What's in Soup Beans?

There's more to soup beans than simply cooking pinto beans, however. Soup beans look nothing like store-bought pinto beans from a can.

Like so many things, soup beans need fat and salt. The fat can come from good oil, but pintos prefer the judicious use of a little cured pork seasoning—a chunk of side meat, a couple slices of smoky bacon, or a good spoonful of bacon grease.

Usually the only other seasonings in the pot are plenty of salt and pepper. Some people shake on hot sauce at the table. There are oral histories from people who, in the absence of seasoning pork, added a couple of spoonfuls of peanut butter or yellow mustard to the pot, which is odd, but resourceful.
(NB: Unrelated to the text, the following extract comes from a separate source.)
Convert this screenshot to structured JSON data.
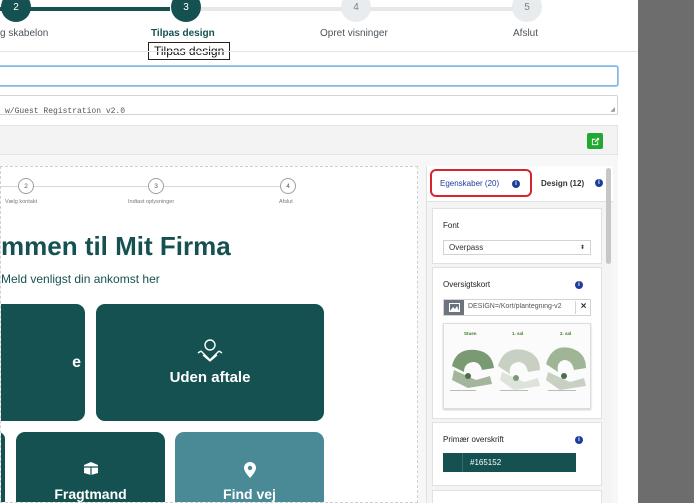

Although few Appalachians will turn down a bowl of beans at almost any meal, soup beans usually are the meal, needing nothing more than good cornbread for soppin', and maybe a little chow chow, if it's handy. Some people top them with a little chopped raw onion or a couple of home-canned tomatoes mashed with a fork. But if we add so much that the pintos get lost, we've lost our way with soup beans.

Soup beans satisfy more than hunger; they fulfill a longing, nostalgia, and a need for the all-too-rare luxury of humble foods prepared perfectly.